As Washburn took the reins of the company, the company was drawing fire from various cultural critics. Contemporary artist Rebekah Modrak created an art piece in protest of the company called "RETHINK SHINOLA" in which she questioned the motivations for and extent of Shinola's commitment to Detroit and to its workers, engaging politically-charged issues of commerce, consumerism, labor exploitation, white privilege, power, and racism. Within Shinola's brand narratives about the company's role in Detroit's economic revitalization, she revealed power dynamics fueled by race and patriarchy and the exploitation of Shinola's employees and Detroit's misfortunes for the company's gain. She explained, "Shinola sells themselves as the intrepid white savior civilizing the 'wild' environment (their words). This is nothing to celebrate. These are white Texans making a profit off the 'saving Detroit' narrative." A summary of the work described it as follows:

RETHINK SHINOLA is an Internet-based artwork analyzing luxury-goods company Shinola's brand messages. Shinola purchased their name from the former Shinola, a shoe polish company that promoted their product using racist caricatures of African Americans. The 'new' Shinola company planted itself in Detroit and leverages and profiteers from the extreme conditions and image of the city. The company creates representations of patriarchal whiteness to enforce perceptions of their 'leadership,' and circulates images and narratives of African American employees being grateful for this so-called governance. Shinola's executives have referred to themselves as 'ambassadors,' using the language of [Christopher] Columbus and the narrative of the civilized savior who first identifies with and then tames the natives. RETHINK SHINOLA is not meant to be a linear formula to this problem but a way of looking at, unpacking, and addressing these complexities. The work was made in consultation with artists, activists, Detroit historians, labor organizers, and race scholars.

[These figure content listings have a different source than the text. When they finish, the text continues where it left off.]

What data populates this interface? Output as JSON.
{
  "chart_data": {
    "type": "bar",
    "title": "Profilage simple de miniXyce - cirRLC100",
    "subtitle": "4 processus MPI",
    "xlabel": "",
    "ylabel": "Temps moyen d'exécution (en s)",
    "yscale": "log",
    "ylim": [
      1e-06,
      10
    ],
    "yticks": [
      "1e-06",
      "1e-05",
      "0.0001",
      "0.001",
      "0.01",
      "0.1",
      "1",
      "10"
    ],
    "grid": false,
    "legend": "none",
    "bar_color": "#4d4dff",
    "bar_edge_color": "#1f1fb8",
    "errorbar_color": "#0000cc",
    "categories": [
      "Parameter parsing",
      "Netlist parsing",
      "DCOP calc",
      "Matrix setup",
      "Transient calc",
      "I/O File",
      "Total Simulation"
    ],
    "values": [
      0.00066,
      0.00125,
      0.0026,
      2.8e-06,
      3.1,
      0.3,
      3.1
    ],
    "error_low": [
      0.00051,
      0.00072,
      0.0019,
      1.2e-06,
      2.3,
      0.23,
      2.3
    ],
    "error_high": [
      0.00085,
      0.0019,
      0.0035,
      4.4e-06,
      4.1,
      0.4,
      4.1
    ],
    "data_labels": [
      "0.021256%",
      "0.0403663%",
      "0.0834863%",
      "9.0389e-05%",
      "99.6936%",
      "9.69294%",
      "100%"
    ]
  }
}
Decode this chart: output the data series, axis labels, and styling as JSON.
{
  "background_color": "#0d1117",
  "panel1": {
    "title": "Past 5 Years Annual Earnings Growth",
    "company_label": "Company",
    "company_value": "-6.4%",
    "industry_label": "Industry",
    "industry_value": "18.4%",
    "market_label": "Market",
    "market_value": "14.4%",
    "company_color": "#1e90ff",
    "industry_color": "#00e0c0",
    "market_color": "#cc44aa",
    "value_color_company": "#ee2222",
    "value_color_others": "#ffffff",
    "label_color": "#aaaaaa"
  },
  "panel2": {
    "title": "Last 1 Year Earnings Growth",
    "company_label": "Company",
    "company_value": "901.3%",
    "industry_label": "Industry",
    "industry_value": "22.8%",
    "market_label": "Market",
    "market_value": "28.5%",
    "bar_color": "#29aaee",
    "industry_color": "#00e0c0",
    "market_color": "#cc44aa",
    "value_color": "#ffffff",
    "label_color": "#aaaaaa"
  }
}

Others piled on. An Inc. writer proclaimed, "With Shinola, Kartsotis has performed a near magical marketing act-creating an artificial heritage brand by co-opting others' rich American histories. He won't reveal the secrets of his particular style of marketing theater, but he leaves enough breadcrumbs to piece it together." And a Belt writer claimed:

The problem with Shinola is that it tugs at our morals from both ends. On one side, an internationally recognized luxury company chose to headquarter itself in one of the most industry-starved cities in America. On the other hand, Shinola represents the most ugly realities of consumerism: they are profiting off the romance of poverty. There is no debating that in the Shinola fairytale, they are the heroes. And Detroit does not want to be saved.

In 2019, Green Book director, Peter Farrelly, gave an unexpected shout-out to Shinola in his acceptance speech at the Academy Awards, claiming, "Shinola watches ... it's unbelievable, they're saving Detroit," triggering a wave of outrage. Detroit's US congresswoman, Rashida Tlaib, was quick to respond on social media: "Say what? Please stop with this disrespectful & hurtful narrative that we 1) need saving & 2) that billionaires are the ones to do it. We just need the 1% to stop taking our land for nothing + shifting our tax dollars towards for-profit development that makes them richer."

To make matters worse, the US Federal Trade Commission (FTC) also had questions, and in 2016 investigated and then fined Shinola for its "Made in Detroit" and "Where America is Made" claims. In order to qualify for a "Made in the USA" claim, a company must make 100 percent of a product's parts in the USA. Given that Shinola's watches were assembled in Detroit from parts made in Switzerland and China, the FTC ruled that the company was falsely advertising the origins of its products and ordered them to cease and desist from using those phrases in their marketing materials.

Task

A. Describe the nature of Shinola's two authenticity crises. Which authenticity norms have been broken?

B. Assess the relative impact on the brand of the RETHINK SHINOLA campaign and the FTC ruling. What is each doing to the brand's authenticity claims? Which has the greatest potential to harm the brand (and with whom)?

C. How should Shinola respond to the FTC ruling?

D. How should Shinola respond to RETHINK SHINOLA?